J’arrive à Pouy Droumide, à un peu plus qu’à mi-chemin de la montée du Cabaliros, à 23h13,
soit 27 minutes d’avance sur mon prévisionnel.
Pouy Droumide 85 km 23h13 18h08 186ème
559 coureurs
Et là, une ambiance incroyable, complètement en décalage avec le lieu : un ravito tenu en
grosse majorité par de jeunes bénévoles, avec boule à facettes, maquillages, et musique disco
aux enceintes ! L’ambiance y est extraordinaire, les bénévoles aux petits soins : même sans
les parents, je n’ai là encore pas bougé de ma chaise. Je me remplis de cette ambiance, de
cette convivialité, mais il faut partir avant de se refroidir ; je me suis arrêté 10 minutes, et je
suis regonflé à bloc, boosté par ce moment assez extraordinaire et tout-à-fait inattendu.
Je continue la montée, toujours sur un bon rythme, en allant de groupe en groupe, mais
régulier dans la progression. Puis vers la fin, nous bifurquons à gauche pour la montée finale,
que j’avais repérée en juillet de jour. Et j’ai l’impression que c’est encore plus impressionnant
de nuit, après 90 km dans les pattes : c’est « dré dans l’pentu ! ». Le dernier kilomètre doit
être à un bon 20%, sans lacet, direct vers l’objectif ! Je garde le rythme, régulièrement mais
sans m’arrêter et j’arrive enfin au sommet, avec ses antennes et sa table d’orientation. Je
stoppe 5 minutes, le temps de manger quelques barres, boire un bon coup, et discuter avec le
bénévole super sympa, qui a dressé sa tente au sommet. Il nous montre en les nommant les
sommets environnants, et nous dit que de là, on voit de temps en temps les frontales monter le
col de Riou en face.

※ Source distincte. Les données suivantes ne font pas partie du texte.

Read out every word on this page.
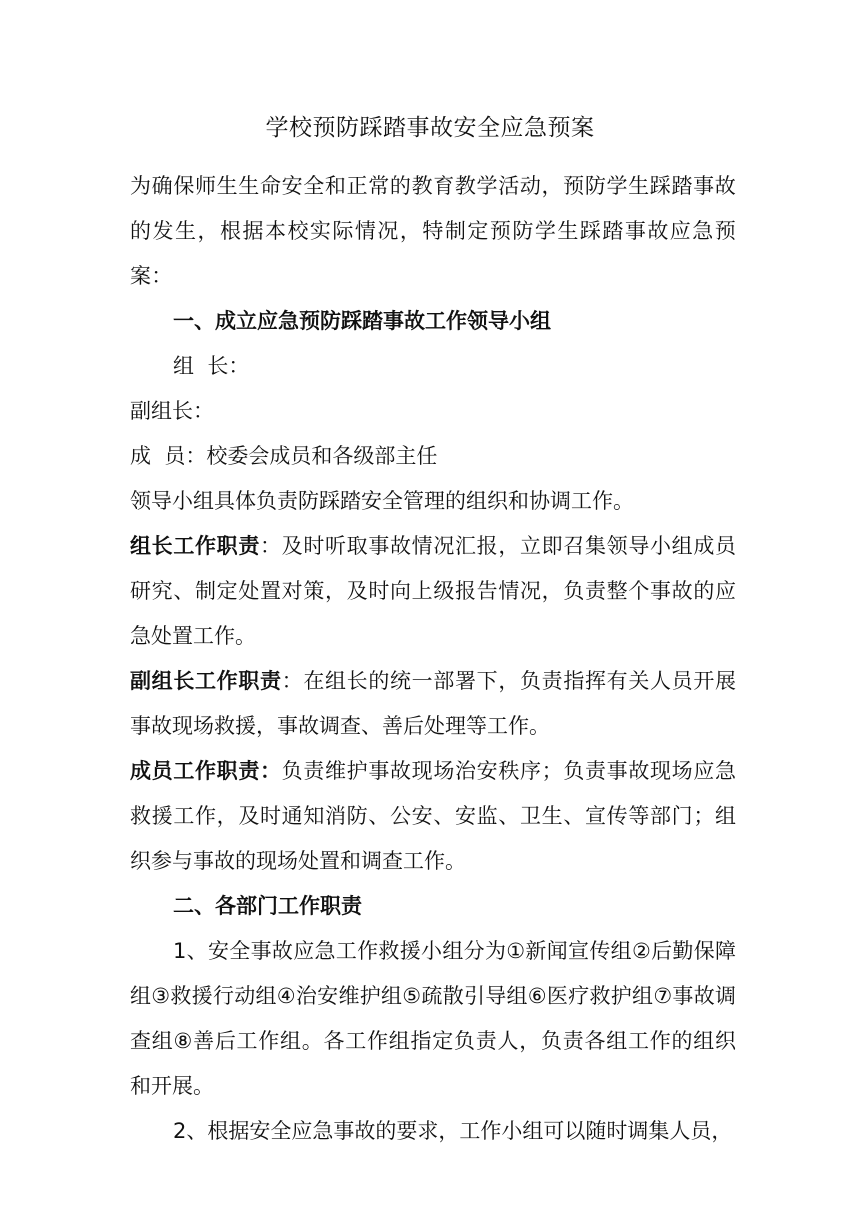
学校预防踩踏事故安全应急预案

为确保师生生命安全和正常的教育教学活动，预防学生踩踏事故的发生，根据本校实际情况，特制定预防学生踩踏事故应急预案：

一、成立应急预防踩踏事故工作领导小组

组  长：

副组长：

成  员：校委会成员和各级部主任

领导小组具体负责防踩踏安全管理的组织和协调工作。

组长工作职责：及时听取事故情况汇报，立即召集领导小组成员研究、制定处置对策，及时向上级报告情况，负责整个事故的应急处置工作。

副组长工作职责：在组长的统一部署下，负责指挥有关人员开展事故现场救援，事故调查、善后处理等工作。

成员工作职责：负责维护事故现场治安秩序；负责事故现场应急救援工作，及时通知消防、公安、安监、卫生、宣传等部门；组织参与事故的现场处置和调查工作。

二、各部门工作职责

1、安全事故应急工作救援小组分为①新闻宣传组②后勤保障组③救援行动组④治安维护组⑤疏散引导组⑥医疗救护组⑦事故调查组⑧善后工作组。各工作组指定负责人，负责各组工作的组织和开展。

2、根据安全应急事故的要求，工作小组可以随时调集人员，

Magnifique !
C’est le moment de redescendre vers Cauterets, 11 km et 1400 m plus bas. J’ai fait 2 fois cette
descente pendant mes vacances, en allumant comme je pouvais, ce qui m’avait occasionné des
courbatures aux cuisses pendant plusieurs jours (mais m’a également bien préparé je pense).
A part les 2 premiers km un peu caillouteux, la suite est relativement roulante, descendant au
début en lacets monotraces, et je peux alors courir sur cette portion. La frontale éclaire bien le
sentier et les éventuels cailloux et obstacles qui pourraient me faire tomber dans la nuit. Je
suis en 2ème
position d’un groupe de 4 coureurs, et petit à petit, nous ne sommes plus que 2.

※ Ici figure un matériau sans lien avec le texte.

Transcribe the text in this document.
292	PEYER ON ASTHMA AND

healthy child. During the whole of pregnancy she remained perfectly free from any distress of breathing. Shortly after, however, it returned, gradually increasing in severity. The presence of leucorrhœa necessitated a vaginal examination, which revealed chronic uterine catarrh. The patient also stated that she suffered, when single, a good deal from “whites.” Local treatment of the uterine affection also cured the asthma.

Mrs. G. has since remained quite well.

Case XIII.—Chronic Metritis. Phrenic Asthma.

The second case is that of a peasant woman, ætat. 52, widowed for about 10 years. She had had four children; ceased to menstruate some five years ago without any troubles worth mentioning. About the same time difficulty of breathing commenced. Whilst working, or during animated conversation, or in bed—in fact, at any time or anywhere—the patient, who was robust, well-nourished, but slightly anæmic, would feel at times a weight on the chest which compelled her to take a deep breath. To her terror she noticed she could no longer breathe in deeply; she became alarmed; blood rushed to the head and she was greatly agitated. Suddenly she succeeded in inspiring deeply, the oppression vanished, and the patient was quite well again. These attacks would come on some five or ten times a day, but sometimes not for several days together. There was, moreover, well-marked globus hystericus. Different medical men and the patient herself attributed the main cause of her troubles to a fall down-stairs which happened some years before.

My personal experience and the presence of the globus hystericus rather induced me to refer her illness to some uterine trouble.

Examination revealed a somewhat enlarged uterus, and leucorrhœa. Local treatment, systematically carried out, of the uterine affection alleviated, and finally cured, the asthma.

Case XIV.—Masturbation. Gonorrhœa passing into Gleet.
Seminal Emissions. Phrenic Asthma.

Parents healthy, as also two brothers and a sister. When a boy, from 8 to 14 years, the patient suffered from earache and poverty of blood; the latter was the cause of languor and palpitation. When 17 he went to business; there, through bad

Le gars devant moi ouvre la piste à un bon rythme et ça me convient très bien. Ça nous
permet de discuter un peu sur la fin ; après avoir fait de l’aviron pendant sa jeunesse, il ne
s’est mis au trail que de cette année, et est d’une facilité déconcertante pour un bizut !
D’ailleurs, j’ai retrouvé son nom dans le classement final, et il finira une bonne heure devant
moi, chapeau l’artiste ! C’est marrant car vers 2 km de Cauterets, le sentier se transforme
pendant 1 km en large piste carrossable, et là avec les cailloux, je n’arrive plus à suivre son
rythme. Mais du coup il m’attend, car il me dit qu’il n’a plus de pile depuis quelques minutes
à sa frontale, et qu’il la changera au ravito de Cauterets. Donc en gros il ouvrait la piste en
profitant simplement de ma frontale ! Impressionnant !

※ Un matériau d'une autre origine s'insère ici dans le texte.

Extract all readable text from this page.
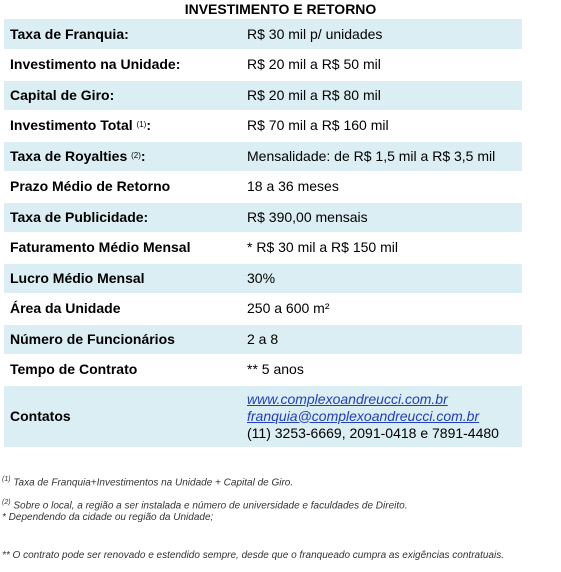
INVESTIMENTO E RETORNO
Taxa de Franquia:	R$ 30 mil p/ unidades
Investimento na Unidade:	R$ 20 mil a R$ 50 mil
Capital de Giro:	R$ 20 mil a R$ 80 mil
Investimento Total $^{(1)}$:	R$ 70 mil a R$ 160 mil
Taxa de Royalties $^{(2)}$:	Mensalidade: de R$ 1,5 mil a R$ 3,5 mil
Prazo Médio de Retorno	18 a 36 meses
Taxa de Publicidade:	R$ 390,00 mensais
Faturamento Médio Mensal	* R$ 30 mil a R$ 150 mil
Lucro Médio Mensal	30%
Área da Unidade	250 a 600 m²
Número de Funcionários	2 a 8
Tempo de Contrato	** 5 anos
Contatos	www.complexoandreucci.com.br
franquia@complexoandreucci.com.br
(11) 3253-6669, 2091-0418 e 7891-4480
$^{(1)}$ Taxa de Franquia+Investimentos na Unidade + Capital de Giro.
$^{(2)}$ Sobre o local, a região a ser instalada e número de universidade e faculdades de Direito.
* Dependendo da cidade ou região da Unidade;
** O contrato pode ser renovado e estendido sempre, desde que o franqueado cumpra as exigências contratuais.
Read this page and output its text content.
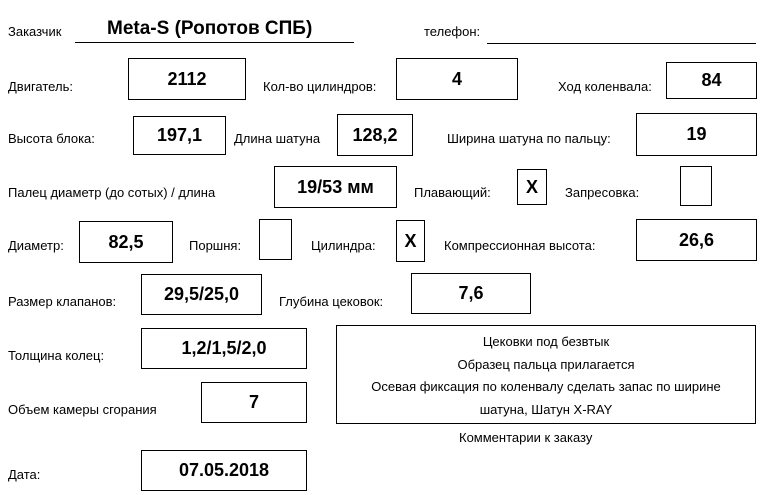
Заказчик Meta-S (Ропотов СПБ)	телефон:
Двигатель:	2112	Кол-во цилиндров:	4	Ход коленвала:	84
Высота блока:	197,1	Длина шатуна	128,2	Ширина шатуна по пальцу:	19
Палец диаметр (до сотых) / длина	19/53 мм	Плавающий:	X	Запресовка:
Диаметр:	82,5	Поршня:	Цилиндра:	X	Компрессионная высота:	26,6
Размер клапанов:	29,5/25,0	Глубина цековок:	7,6
Толщина колец:	1,2/1,5/2,0
Объем камеры сгорания	7
Цековки под безвтык
Образец пальца прилагается
Осевая фиксация по коленвалу сделать запас по ширине
шатуна, Шатун X-RAY
Комментарии к заказу
Дата:	07.05.2018
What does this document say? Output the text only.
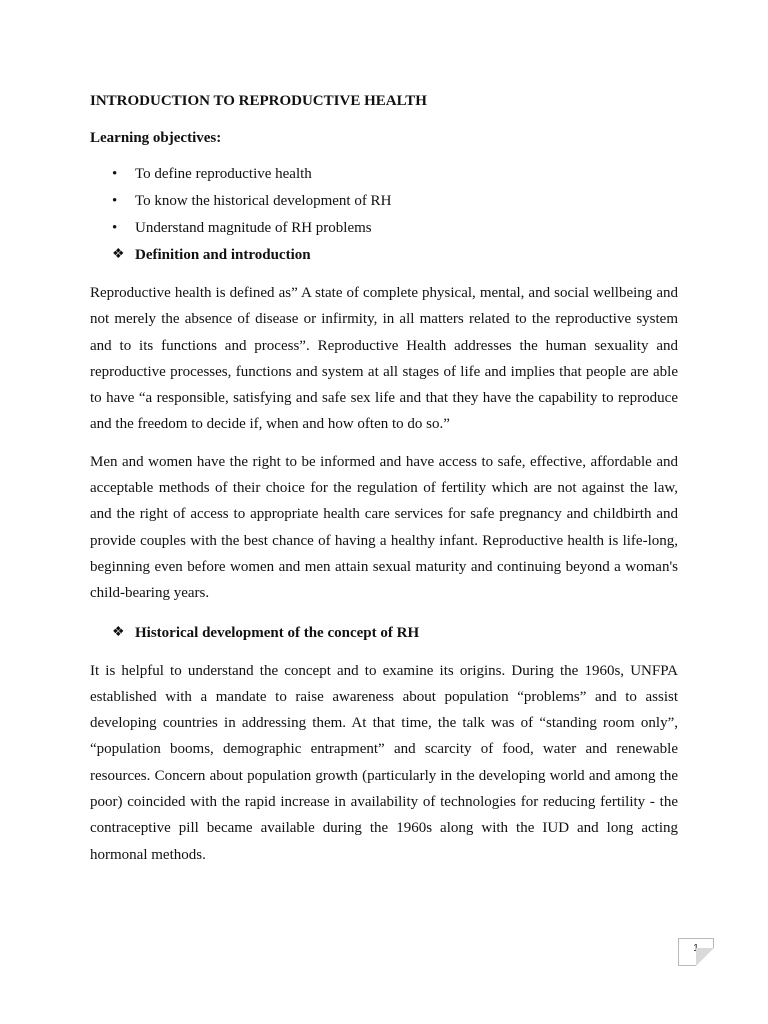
INTRODUCTION TO REPRODUCTIVE HEALTH
Learning objectives:
• To define reproductive health
• To know the historical development of RH
• Understand magnitude of RH problems
❖ Definition and introduction

Reproductive health is defined as” A state of complete physical, mental, and social wellbeing and not merely the absence of disease or infirmity, in all matters related to the reproductive system and to its functions and process”. Reproductive Health addresses the human sexuality and reproductive processes, functions and system at all stages of life and implies that people are able to have “a responsible, satisfying and safe sex life and that they have the capability to reproduce and the freedom to decide if, when and how often to do so.”

Men and women have the right to be informed and have access to safe, effective, affordable and acceptable methods of their choice for the regulation of fertility which are not against the law, and the right of access to appropriate health care services for safe pregnancy and childbirth and provide couples with the best chance of having a healthy infant. Reproductive health is life-long, beginning even before women and men attain sexual maturity and continuing beyond a woman's child-bearing years.

❖ Historical development of the concept of RH

It is helpful to understand the concept and to examine its origins. During the 1960s, UNFPA established with a mandate to raise awareness about population “problems” and to assist developing countries in addressing them. At that time, the talk was of “standing room only”, “population booms, demographic entrapment” and scarcity of food, water and renewable resources. Concern about population growth (particularly in the developing world and among the poor) coincided with the rapid increase in availability of technologies for reducing fertility - the contraceptive pill became available during the 1960s along with the IUD and long acting hormonal methods.

1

Nous arrivons à Cauterets, traversons la cité thermale endormie, et pointons au ravito à 2h47,
soit 27 minutes d’avance sur mon prévisionnel, exactement comme à Pouy Droumide.
Cauterets 100,6 km 2h47 21h42 164ème
546 coureurs
J’ai eu un peu plus de mal sur la fin de la descente, et je préviens mon compagnon de la
descente que je vais prendre le temps de me poser, alors que lui ne va pas trainer. L’ambiance
dans le ravito de Cauterets est à l’exacte inverse de celle de Pouy Droumide : nous y sommes
plus nombreux, mais le climat y est pesant, beaucoup plus silencieux, avec des trailers et des
spectateurs qui dorment sur les banquettes ou assis sur les chaises. Du coup, je ne m’éternise
pas trop, remplis ma poche à eau, et repars au bout de 15-20 minutes. Mes pieds, avec mes
crevasses, commencent à se faire sentir, mais c’est pour l’instant le seul point négatif que je
ressens : au bout de 100 km, c’est pas si mal !
Je repars donc direction le col de Riou, 8 km et 1020 m de montée. L’année dernière, j’avais
eu du mal sur ce col, et également cet été en reconnaissance. Et dès les premiers hectomètres,
je sens que là aussi ça va être dur, car je me sens fatigué, avec l’envie de dormir. D’ailleurs,
dès Cauterets, je me perds 2 fois, en ratant une balise. De plus, la première moitié de la
montée n’est pas très intéressante, avec de longs lacets de route ou de piste carrossable, qui ne
font rien pour me garder éveillé. Je sors mon lecteur MP3, mais cela n’aura qu’un effet limité.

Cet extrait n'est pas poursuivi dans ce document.